Torino, 1997. Dall’Argentina si trasferisce in Italia una giovane ragazza di ventitré anni che si chiama Soledad Rosas, poi soprannominata Sole. In una casa occupata incontra Edoardo Massari, detto Baleno, del quale si innamora. Lui è un anarchico, lei in realtà, come ci racconta la sorella, non è poi mai stata molto interessata alla politica, viveva nel suo mondo e non distingueva la destra dalla sinistra. Tra loro nasce una storia d’amore travolgente. Se non che il 5 marzo del 1998 la coppia viene arrestata con l’accusa di aver compiuto atti di terrorismo contro la costruzione della rete ferroviaria ad alta velocità (Tav) in Val Susa e di partecipazione a banda armata. Il 23 marzo Edoardo Massari viene trovato morto nella sua cella nel carcere torinese de Le Vallette. Pochi giorni dopo, l’11 luglio, Soledad viene trovata morta nel bagno di casa, dove viveva agli arresti domiciliari. Questa triste storia, purtroppo vera, ci viene raccontata nel bel film diretto da Augustina Macri, regista argentina, nonché figlia del presidente dell’Argentina Mauricio Macri.

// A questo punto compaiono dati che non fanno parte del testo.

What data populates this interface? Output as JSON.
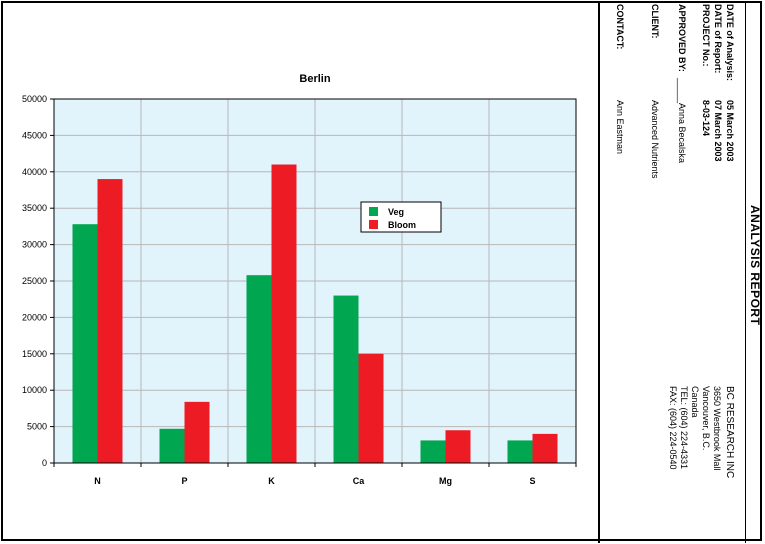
{
  "report": {
    "title": "ANALYSIS REPORT",
    "company": {
      "name": "BC RESEARCH INC",
      "address1": "3650 Westbrook Mall",
      "address2": "Vancouver, B.C.",
      "country": "Canada",
      "tel": "TEL: (604) 224-4331",
      "fax": "FAX: (604) 224-0540"
    },
    "fields": {
      "date_analysis_label": "DATE of Analysis:",
      "date_analysis_value": "05 March 2003",
      "date_report_label": "DATE of Report:",
      "date_report_value": "07 March 2003",
      "project_label": "PROJECT No.:",
      "project_value": "8-03-124",
      "approved_label": "APPROVED BY:",
      "approved_value": "_____Anna Becalska",
      "client_label": "CLIENT:",
      "client_value": "Advanced Nutrients",
      "contact_label": "CONTACT:",
      "contact_value": "Ann Eastman"
    }
  },
  "chart_data": {
    "type": "bar",
    "title": "Berlin",
    "categories": [
      "N",
      "P",
      "K",
      "Ca",
      "Mg",
      "S"
    ],
    "series": [
      {
        "name": "Veg",
        "color": "#00a650",
        "values": [
          32800,
          4700,
          25800,
          23000,
          3100,
          3100
        ]
      },
      {
        "name": "Bloom",
        "color": "#ed1c24",
        "values": [
          39000,
          8400,
          41000,
          15000,
          4500,
          4000
        ]
      }
    ],
    "ylim": [
      0,
      50000
    ],
    "yticks": [
      "0",
      "5000",
      "10000",
      "15000",
      "20000",
      "25000",
      "30000",
      "35000",
      "40000",
      "45000",
      "50000"
    ],
    "grid": true,
    "plot_background": "#e1f3fb",
    "legend": "center-right"
  }
}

Si dice Nomen omen (“il nome è un presagio”). E sembra proprio così nel caso di Soledad che significa “solitudine”. Una solitudine che deve aver ben provato questa ragazza argentina dopo la morte del suo amato. 

Celebre per il suo dito medio alzato in cenno di sfida alla polizia, mentre con le manette ai polsi, veniva portata fuori dall’obitorio per l’ultimo saluto all’uomo che amava, questa ragazza torna a far parlare di sé grazie a questo bel film basato sul libro Amor y anarquia scritto da Martin Caparros, che è diventato un best seller in Argentina.

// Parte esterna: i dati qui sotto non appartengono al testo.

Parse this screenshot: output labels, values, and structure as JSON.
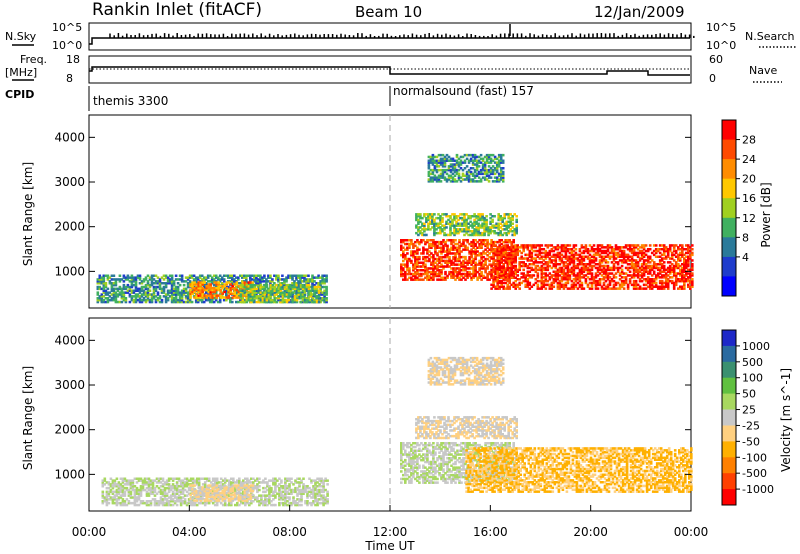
{
  "header": {
    "station": "Rankin Inlet (fitACF)",
    "beam": "Beam 10",
    "date": "12/Jan/2009"
  },
  "noise_panel": {
    "left_label": "N.Sky",
    "right_label": "N.Search",
    "left_ticks": [
      "10^5",
      "10^0"
    ],
    "right_ticks": [
      "10^5",
      "10^0"
    ]
  },
  "freq_panel": {
    "left_label_1": "Freq.",
    "left_label_2": "[MHz]",
    "right_label": "Nave",
    "left_ticks": [
      "18",
      "8"
    ],
    "right_ticks": [
      "60",
      "0"
    ]
  },
  "cpid_panel": {
    "label": "CPID",
    "modes": [
      {
        "name": "themis 3300",
        "start": "00:00",
        "end": "12:00"
      },
      {
        "name": "normalsound (fast) 157",
        "start": "12:00",
        "end": "24:00"
      }
    ]
  },
  "power_colorbar": {
    "label": "Power [dB]",
    "ticks": [
      "28",
      "24",
      "20",
      "16",
      "12",
      "8",
      "4"
    ],
    "colors": [
      "#ff0000",
      "#ff4a00",
      "#ff8c00",
      "#ffc800",
      "#a0d020",
      "#40b060",
      "#2a7a9a",
      "#1e3ccc",
      "#0000ff"
    ]
  },
  "velocity_colorbar": {
    "label": "Velocity [m s^-1]",
    "ticks": [
      "1000",
      "500",
      "100",
      "50",
      "25",
      "-25",
      "-50",
      "-100",
      "-500",
      "-1000"
    ],
    "colors": [
      "#1e28c8",
      "#2a6aa0",
      "#3a9070",
      "#60c040",
      "#a8d860",
      "#c8c8c8",
      "#ffd080",
      "#ffb000",
      "#ff8000",
      "#ff4000",
      "#ff0000"
    ]
  },
  "y_axis": {
    "label": "Slant Range [km]",
    "ticks": [
      "1000",
      "2000",
      "3000",
      "4000"
    ]
  },
  "x_axis": {
    "label": "Time UT",
    "ticks": [
      "00:00",
      "04:00",
      "08:00",
      "12:00",
      "16:00",
      "20:00",
      "00:00"
    ]
  },
  "chart_data": [
    {
      "type": "heatmap",
      "title": "Power",
      "x_range_hours": [
        0,
        24
      ],
      "y_range_km": [
        180,
        4500
      ],
      "colorbar_range_db": [
        0,
        30
      ],
      "regions": [
        {
          "t": [
            0.3,
            9.5
          ],
          "km": [
            300,
            900
          ],
          "value_db": 10
        },
        {
          "t": [
            4.0,
            6.5
          ],
          "km": [
            400,
            750
          ],
          "value_db": 22
        },
        {
          "t": [
            6.0,
            9.2
          ],
          "km": [
            300,
            700
          ],
          "value_db": 14
        },
        {
          "t": [
            12.4,
            17.0
          ],
          "km": [
            800,
            1700
          ],
          "value_db": 26
        },
        {
          "t": [
            16.0,
            24.0
          ],
          "km": [
            600,
            1600
          ],
          "value_db": 27
        },
        {
          "t": [
            13.0,
            17.0
          ],
          "km": [
            1800,
            2300
          ],
          "value_db": 14
        },
        {
          "t": [
            13.5,
            16.5
          ],
          "km": [
            3000,
            3600
          ],
          "value_db": 10
        }
      ]
    },
    {
      "type": "heatmap",
      "title": "Velocity",
      "x_range_hours": [
        0,
        24
      ],
      "y_range_km": [
        180,
        4500
      ],
      "colorbar_range_ms": [
        -1000,
        1000
      ],
      "regions": [
        {
          "t": [
            0.5,
            9.5
          ],
          "km": [
            300,
            900
          ],
          "value_ms": 60
        },
        {
          "t": [
            4.0,
            6.5
          ],
          "km": [
            400,
            750
          ],
          "value_ms": -120
        },
        {
          "t": [
            12.4,
            17.0
          ],
          "km": [
            800,
            1700
          ],
          "value_ms": 60
        },
        {
          "t": [
            15.0,
            24.0
          ],
          "km": [
            600,
            1600
          ],
          "value_ms": -300
        },
        {
          "t": [
            13.0,
            17.0
          ],
          "km": [
            1800,
            2300
          ],
          "value_ms": -80
        },
        {
          "t": [
            13.5,
            16.5
          ],
          "km": [
            3000,
            3600
          ],
          "value_ms": -100
        }
      ]
    }
  ]
}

A parte un certo modo di parlare che dà vita a una recitazione fin troppo melodrammatica e dai toni esagerati, soprattutto per quanto riguarda il personaggio di Baleno (Giulio Corso). Troppi slogan anarchici sopra le righe (“Tutti siamo in guerra prima lo capisci e meglio è” o “Non è un gioco se stai qui con me c’è solo la guerra”). La storia di questi due giovani che desideravano un mondo migliore con l’imprudenza tipica degli amanti è ben raccontata, grazie anche a una buona fotografia e a un sapiente montaggio, nell’opera prima della Macri. In più dà il volto a Soledad l’attrice argentina Vera Spinetta, che nel ruolo di questa ragazza è davvero perfetta.

In seguito nel 2002 la Corte di Cassazione lasciò cadere l’accusa di sovversione e terrorismo per mancanza di prove. Dopo Sulla mia pelle, sulla tragica morte di Stefano Cucchi, si torna a parlare di un altro caso italiano in cui lo Stato è deviato e la giustizia non c’è. In tutto questo Soledad, eroina e antieroina fragile e forte allo stesso tempo, è stata un anacronismo romantico e ci ricorda che si può ancora morire per un’idea o per amore. Anche nel mondo attuale.